The Iowa caucus results left me with some dark thoughts. While Ted Cruz won, second-place Donald Trump and third-place Marco Rubio are clearly the media's two favorite candidates, albeit in very different ways.

Trump and Rubio. Just what the Republican Party needs: a choice between insulting Muslims at home and using military force against them abroad.

This may be the most powerful case for conservatives to support Cruz: At least he would save us from Rubio and Trump.

Hyperbolic, I know, especially since I do agree that assimilation has been a challenge in Western countries that have accepted large numbers of Muslim immigrants, and that there is a legitimate military component to the war on terrorism. But Trump's blunderbuss approach to Muslim immigration and Rubio's force-friendly foreign policy are overreactions at best and entirely counterproductive at worst. They are also illustrative of the dilemma a Trump-Rubio race for the GOP nomination would pose, and why Cruz may well be our best option.

I know that on the surface, there is a lot to like about Rubio's candidacy. The freshman senator from Florida seems like a nice guy and his supporters are generally nice too. Moreover, as a relatively young Latino candidate, Rubio presents a fresh face for a party in which too many Americans feel unwelcome. While Trump's appeal to struggling working-class whites and disaffected Republicans who believe their party leaders ignore them is important, he also clearly compounds some of the GOP's problems reaching out beyond its traditional demographic core. The billionaire does one form of outreach at the expense of the other.

Rubio is different. In his person and campaign pitch, he offers voters something new. That's especially important in a campaign where the Republican nominee is likely to face an older Democratic nominee who is a throwback to the 1990s and is already experiencing problems recreating the Obama coalition, especially its appeal to younger Democrats. (The alternative, who is appealing to those younger Democrats, is a septuagenarian socialist.)

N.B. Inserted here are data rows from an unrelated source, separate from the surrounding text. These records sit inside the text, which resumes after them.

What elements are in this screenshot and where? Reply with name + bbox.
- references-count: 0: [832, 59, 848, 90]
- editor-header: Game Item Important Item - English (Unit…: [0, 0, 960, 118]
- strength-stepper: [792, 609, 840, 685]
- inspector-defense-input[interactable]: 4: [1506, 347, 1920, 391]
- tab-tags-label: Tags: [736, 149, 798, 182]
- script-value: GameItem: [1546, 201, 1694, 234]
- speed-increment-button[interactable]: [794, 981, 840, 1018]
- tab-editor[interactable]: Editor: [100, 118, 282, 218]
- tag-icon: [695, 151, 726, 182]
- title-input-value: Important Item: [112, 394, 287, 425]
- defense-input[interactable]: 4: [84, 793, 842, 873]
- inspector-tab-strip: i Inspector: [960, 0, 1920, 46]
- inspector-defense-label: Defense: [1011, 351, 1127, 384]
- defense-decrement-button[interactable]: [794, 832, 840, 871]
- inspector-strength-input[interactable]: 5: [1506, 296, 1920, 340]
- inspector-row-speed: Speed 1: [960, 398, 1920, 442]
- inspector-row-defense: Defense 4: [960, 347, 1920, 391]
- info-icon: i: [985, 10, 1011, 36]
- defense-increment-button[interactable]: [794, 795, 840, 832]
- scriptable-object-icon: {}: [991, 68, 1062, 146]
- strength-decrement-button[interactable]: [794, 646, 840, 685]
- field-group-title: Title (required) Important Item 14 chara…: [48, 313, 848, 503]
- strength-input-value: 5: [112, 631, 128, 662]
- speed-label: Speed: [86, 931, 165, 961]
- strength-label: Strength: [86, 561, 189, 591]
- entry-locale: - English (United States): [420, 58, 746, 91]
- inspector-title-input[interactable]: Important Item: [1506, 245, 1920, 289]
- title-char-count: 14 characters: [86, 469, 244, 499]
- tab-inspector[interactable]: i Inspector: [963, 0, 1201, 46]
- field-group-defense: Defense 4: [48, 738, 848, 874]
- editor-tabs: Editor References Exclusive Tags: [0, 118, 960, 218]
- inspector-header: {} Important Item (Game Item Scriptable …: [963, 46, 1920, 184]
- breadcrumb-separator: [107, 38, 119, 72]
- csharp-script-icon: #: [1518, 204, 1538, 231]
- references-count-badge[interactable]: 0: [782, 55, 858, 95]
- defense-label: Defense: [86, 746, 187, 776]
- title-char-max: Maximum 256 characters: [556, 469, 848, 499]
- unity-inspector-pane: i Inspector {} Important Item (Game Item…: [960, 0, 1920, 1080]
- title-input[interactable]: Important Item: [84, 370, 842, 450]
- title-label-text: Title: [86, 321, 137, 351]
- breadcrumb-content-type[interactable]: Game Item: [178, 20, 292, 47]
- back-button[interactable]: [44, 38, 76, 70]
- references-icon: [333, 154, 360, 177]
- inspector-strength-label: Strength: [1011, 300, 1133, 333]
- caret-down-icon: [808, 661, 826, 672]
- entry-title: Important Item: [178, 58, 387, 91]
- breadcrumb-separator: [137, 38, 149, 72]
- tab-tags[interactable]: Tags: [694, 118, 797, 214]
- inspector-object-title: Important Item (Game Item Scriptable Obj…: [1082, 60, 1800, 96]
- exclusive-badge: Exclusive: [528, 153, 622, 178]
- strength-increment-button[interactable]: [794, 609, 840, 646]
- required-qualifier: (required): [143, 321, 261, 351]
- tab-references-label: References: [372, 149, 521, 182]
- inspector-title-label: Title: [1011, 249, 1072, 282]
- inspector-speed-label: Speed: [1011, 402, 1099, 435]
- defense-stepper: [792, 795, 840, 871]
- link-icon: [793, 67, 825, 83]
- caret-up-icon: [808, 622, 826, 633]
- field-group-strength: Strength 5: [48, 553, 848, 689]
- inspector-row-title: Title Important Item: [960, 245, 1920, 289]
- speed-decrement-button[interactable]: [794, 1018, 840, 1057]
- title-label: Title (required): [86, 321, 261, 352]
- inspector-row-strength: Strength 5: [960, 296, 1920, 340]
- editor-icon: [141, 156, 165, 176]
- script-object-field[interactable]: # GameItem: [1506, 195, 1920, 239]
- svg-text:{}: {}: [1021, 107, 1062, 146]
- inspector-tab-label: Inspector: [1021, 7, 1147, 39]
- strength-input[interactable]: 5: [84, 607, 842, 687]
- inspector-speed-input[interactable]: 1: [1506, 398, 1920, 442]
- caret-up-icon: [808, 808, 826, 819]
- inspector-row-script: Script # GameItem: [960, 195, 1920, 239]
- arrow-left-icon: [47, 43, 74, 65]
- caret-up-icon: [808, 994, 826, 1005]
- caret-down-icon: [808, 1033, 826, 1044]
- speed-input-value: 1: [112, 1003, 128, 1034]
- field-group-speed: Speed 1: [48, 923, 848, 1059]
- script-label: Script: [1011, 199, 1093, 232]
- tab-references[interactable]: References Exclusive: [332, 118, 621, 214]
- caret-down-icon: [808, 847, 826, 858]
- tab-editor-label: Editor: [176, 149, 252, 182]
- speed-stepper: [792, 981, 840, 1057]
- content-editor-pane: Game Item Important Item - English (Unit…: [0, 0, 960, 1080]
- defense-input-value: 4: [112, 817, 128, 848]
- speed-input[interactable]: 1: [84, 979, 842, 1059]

Yet for all Rubio's exhortations for eschewing the politics of yesterday, he doesn't seem to have learned many lessons from George W. Bush's presidency. Yes, he is tougher on domestic spending, though one worries that what his entitlement reforms will save his military adventurism will wind up spending. And he has admirably partnered with Mike Lee on some interesting legislative initiatives. But on big questions like war and immigration, he sounds like Bush 2.0. His campaign announcement knocked Democratic decrepitude but contained few policy prescriptions that would have been out of place in a conservative politician's speech in the 1980s.

And what of Trump? He is not only a blowhard and a bit of an arrogant jerk, but his campaign has attracted some real nasty pieces of work to boot. Yes, there are well-meaning Trump enthusiasts. And as someone who voted for Ron Paul twice I understand the peril of judging a candidate or political movement by its most unhinged internet followers. But as Trump's favorite book tells us, by their fruits ye shall know them (Matthew, not Two Corinthians).

Trump does seem to understand that the Bush way of dealing with the Middle East and the American homeland, especially as it pertains to Iraq and immigration, went horribly wrong. And while some of his alternatives may be equally flawed in the opposite direction, it does add some needed perspective to the conservative movement's consternation about Trump's pre-Iowa poll numbers. Indeed, while I agree with virtually every word of National Review's anti-Trump symposium, it's hard to suppress the sense that conservatives who mostly thought the Bush administration was wonderful are getting a taste of the dismay I felt during those years.

"Where was this unified conservative outrage over the bank bailout in 2008?” asked the columnist Charlie Hurt. “Where is the unified conservative outrage over launching a trillion-plus dollar war paid for with nothing but debt, where is the outrage over Republican politicians who come along and supported amnesty?"

Where indeed. As it happens, Rubio was a bit better on that bank bailout than Trump. But on the other two issues? When Jeb Bush was getting beaten up for refusing to concede the Iraq war was a mistake, Rubio said he wouldn't have invaded knowing there were no weapons of mass destruction. But he's made more public statements suggesting he thinks withdrawing from Iraq was a bigger error than invading in the first place and he's been supportive of repeating the regime change experiment in Libya and Syria.

Similarly, Rubio has disavowed his Gang of Eight immigration plan, arguing that the threat of ISIS entering the United States has changed everything. But the immigration system's national security implications were evident long before he took his earlier position in 2013. And when he says we have been trying to solve our country's immigration problem for 30 years, he omits the fact that amnesty passed 30 years ago.

Neither Rubio nor Trump is the champion of true conservatives. Fortunately, there is a third top-tier candidate in the race, the one who actually won Iowa. I have my misgivings about him too, especially since we no longer have Rand Paul in the race to keep him honest on libertarian issues.

I'm not sure I will vote for him. But avoiding a Trump versus Rubio race is about as powerful a case for Cruz as I can imagine.